Uitgebalanceerd compromis
Minstens één derde van de middelen moet gaan naar sociale woningen, één derde naar betaalbare huurwoningen en één derde mogen ze vrij kiezen. Dat uitgebalanceerde compromis kan nu ook op applaus rekenen van CD&V. “Het geld voor sociaal wonen moet gaan naar sociaal wonen”, zegt Vlaams Parlementslid Vera Jans (CD&V). “We zijn tevreden met de andere middelen voor het segment ‘betaalbare woningen’. Het is het model van de toekomst: een mix van sociale, betaalbare en reguliere woningen zorgt voor meer interactie en cohesie in wijken die anders louter ‘sociale wijken’ zouden zijn.”
Vanaf 2024 wordt er niet alleen gekeken naar het inkomen van wie een sociale woning wil huren, maar ook naar de beschikbare middelen.

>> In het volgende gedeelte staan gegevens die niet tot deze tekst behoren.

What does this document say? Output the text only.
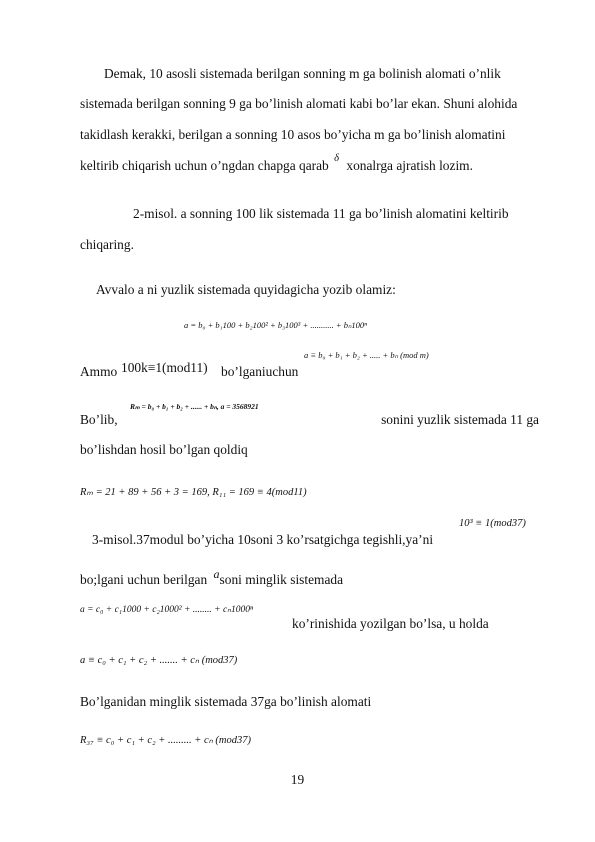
Demak, 10 asosli sistemada berilgan sonning m ga bolinish alomati o’nlik
sistemada berilgan sonning 9 ga bo’linish alomati kabi bo’lar ekan. Shuni alohida
takidlash kerakki, berilgan a sonning 10 asos bo’yicha m ga bo’linish alomatini
keltirib chiqarish uchun o’ngdan chapga qarab $^\delta$ xonalrga ajratish lozim.
2-misol. a sonning 100 lik sistemada 11 ga bo’linish alomatini keltirib
chiqaring.
Avvalo a ni yuzlik sistemada quyidagicha yozib olamiz:
a = b₀ + b₁100 + b₂100² + b₃100³ + ........... + bₙ100ⁿ
Ammo 100k≡1(mod11) bo’lganiuchun
a ≡ b₀ + b₁ + b₂ + ..... + bₙ (mod m)
Bo’lib,
Rₘ = b₀ + b₁ + b₂ + ...... + bₙ, a = 3568921
sonini yuzlik sistemada 11 ga
bo’lishdan hosil bo’lgan qoldiq
Rₘ = 21 + 89 + 56 + 3 = 169, R₁₁ = 169 ≡ 4(mod11)
3-misol.37modul bo’yicha 10soni 3 ko’rsatgichga tegishli,ya’ni
10³ ≡ 1(mod37)
bo;lgani uchun berilgan asoni minglik sistemada
a = c₀ + c₁1000 + c₂1000² + ........ + cₙ1000ⁿ
ko’rinishida yozilgan bo’lsa, u holda
a ≡ c₀ + c₁ + c₂ + ....... + cₙ (mod37)
Bo’lganidan minglik sistemada 37ga bo’linish alomati
R₃₇ ≡ c₀ + c₁ + c₂ + ......... + cₙ (mod37)
19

Concreet moet een kandidaatsociale huurder op eer verklaren hoeveel geld er op zijn bankrekeningen staat. Er wordt rekening gehouden met alles wat op zowel binnen- als buitenlandse rekeningen staat. De jaarlijkse inkomensgrens, die vandaag al in acht wordt genomen, blijft ook gelden. Een alleenstaande zonder kind mag maar 25.850 euro hebben. Voor een alleenstaande ouder met één kind of een koppel met één kind gaat het om 40.940 euro. Wie meer middelen heeft, heeft geen recht meer op een sociale woning.
“De grens moet ergens liggen. Sommigen zouden liever een hoger bedrag zien, maar 25.000 euro is al veel geld”, klinkt het bij minister van Wonen Matthias Diependaele. Met de regeling wordt enkel rekening gehouden met het spaarpotje van de ouders: “Wat de kinderen op hun spaarrekening hebben staan, telt niet mee. Het is niet de bedoeling om kinderen te ontmoedigen om te sparen.” Ook met auto’s en juwelen wordt geen rekening gehouden. Met vastgoed wel: “Onroerende goederen moeten nu al aangegeven worden. Als kandidaten al een woning hebben, komen ze niet in aanmerking.”
“We willen betaalbare woningen aanbieden aan de pas afgestudeerde student of de gescheiden vrijgezel met kinderen, die vandaag moeite hebben om hun facturen te kunnen betalen.”